Records showed he regularly attended meetings of the Supreme Defense Council where Mr. Milosevic and other leaders approved sending weapons, fuel, police officers and military personnel to proxy armies fighting for the Serb cause in Bosnia and Croatia.

General Perisic carried out those orders, the court said.

But the appeals judges said that even if he had known about crimes committed by Serb or pro-Serb fighters in Bosnia and Croatia, he had not directed or knowingly assisted in atrocities by sending aid, but was carrying out decisions to support the war effort.

They said that the lower court had committed an error by not showing that he was "physically present when criminal acts were planned or committed."

Some lawyers in The Hague, where this and other international courts are based, said they were baffled by the ruling, which they said contained several internal contradictions. They said it also produced new and narrow definitions of international crimes long considered precedents at the tribunal.

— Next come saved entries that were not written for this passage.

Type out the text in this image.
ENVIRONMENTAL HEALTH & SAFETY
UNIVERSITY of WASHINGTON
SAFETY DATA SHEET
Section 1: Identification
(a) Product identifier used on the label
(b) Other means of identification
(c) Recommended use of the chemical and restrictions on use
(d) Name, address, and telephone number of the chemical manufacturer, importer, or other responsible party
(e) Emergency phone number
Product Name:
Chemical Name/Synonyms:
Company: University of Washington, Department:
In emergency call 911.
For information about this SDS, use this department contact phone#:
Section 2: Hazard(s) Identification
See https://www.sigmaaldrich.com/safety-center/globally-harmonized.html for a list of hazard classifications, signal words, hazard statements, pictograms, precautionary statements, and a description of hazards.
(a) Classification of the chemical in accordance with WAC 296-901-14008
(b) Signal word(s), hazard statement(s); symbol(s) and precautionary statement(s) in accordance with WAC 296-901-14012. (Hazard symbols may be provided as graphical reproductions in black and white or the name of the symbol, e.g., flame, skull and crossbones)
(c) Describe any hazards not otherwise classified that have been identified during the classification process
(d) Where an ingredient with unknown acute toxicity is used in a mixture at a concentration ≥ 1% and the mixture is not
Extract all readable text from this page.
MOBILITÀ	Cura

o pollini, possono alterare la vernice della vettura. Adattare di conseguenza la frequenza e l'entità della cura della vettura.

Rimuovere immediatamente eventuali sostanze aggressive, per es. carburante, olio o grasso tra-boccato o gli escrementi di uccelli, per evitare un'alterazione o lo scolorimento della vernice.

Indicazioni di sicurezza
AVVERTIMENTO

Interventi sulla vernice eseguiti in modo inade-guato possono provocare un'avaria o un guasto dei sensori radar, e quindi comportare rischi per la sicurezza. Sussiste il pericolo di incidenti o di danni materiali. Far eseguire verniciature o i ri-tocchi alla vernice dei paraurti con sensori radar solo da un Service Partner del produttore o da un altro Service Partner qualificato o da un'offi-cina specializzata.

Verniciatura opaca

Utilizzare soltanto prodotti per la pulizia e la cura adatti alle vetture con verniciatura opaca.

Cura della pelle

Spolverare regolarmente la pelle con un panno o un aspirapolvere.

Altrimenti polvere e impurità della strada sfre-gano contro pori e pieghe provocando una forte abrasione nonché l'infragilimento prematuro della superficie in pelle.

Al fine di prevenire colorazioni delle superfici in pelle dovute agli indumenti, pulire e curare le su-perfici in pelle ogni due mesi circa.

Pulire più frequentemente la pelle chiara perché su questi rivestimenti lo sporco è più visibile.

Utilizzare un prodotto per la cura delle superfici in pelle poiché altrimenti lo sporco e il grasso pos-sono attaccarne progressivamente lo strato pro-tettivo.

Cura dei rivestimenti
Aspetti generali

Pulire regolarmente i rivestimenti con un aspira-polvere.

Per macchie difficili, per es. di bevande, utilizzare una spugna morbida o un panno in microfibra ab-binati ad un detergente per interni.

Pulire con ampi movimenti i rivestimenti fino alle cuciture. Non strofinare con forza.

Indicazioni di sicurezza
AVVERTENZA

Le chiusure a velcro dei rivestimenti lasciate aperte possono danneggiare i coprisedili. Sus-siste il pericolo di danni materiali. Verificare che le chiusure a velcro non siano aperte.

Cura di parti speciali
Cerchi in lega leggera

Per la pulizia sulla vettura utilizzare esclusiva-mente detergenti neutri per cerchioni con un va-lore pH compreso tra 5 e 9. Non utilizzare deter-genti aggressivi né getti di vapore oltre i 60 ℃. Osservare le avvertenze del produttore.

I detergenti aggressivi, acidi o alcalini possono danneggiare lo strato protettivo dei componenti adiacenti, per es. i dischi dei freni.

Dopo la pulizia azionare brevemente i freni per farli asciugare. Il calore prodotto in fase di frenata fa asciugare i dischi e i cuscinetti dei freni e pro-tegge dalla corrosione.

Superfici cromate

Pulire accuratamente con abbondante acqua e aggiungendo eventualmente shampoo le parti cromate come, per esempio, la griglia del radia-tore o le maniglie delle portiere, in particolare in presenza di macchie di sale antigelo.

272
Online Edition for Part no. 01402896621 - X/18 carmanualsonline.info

In past rulings, the crime of aiding and abetting required only knowledge that assistance was being used to commit serious crimes. But the appeals court for the first time said that the intention to commit crimes would be required for a conviction.

"I think this is a step backwards in the law; it contradicts all jurisprudence of this tribunal, even back to the findings of trials at Nuremberg after World War II," said Nicholas Koumjian, a lawyer who has worked at several international courts.

Others thought that the appeals court had drawn a line between wartime military officers and political leaders.

The decision on Thursday follows the recent acquittal on appeal of Ante Gotovina, the Croatian general who led the operation that took back the Croatian region of Krajina after it was occupied by Serb forces. That acquittal caused outrage in Serbia.

"Both Gotovina and Perisic were professional soldiers," said William Schabas, who teaches international law at Leiden University. "One message that is emerging is that at least some professional soldiers did not behave as badly as was commonly thought."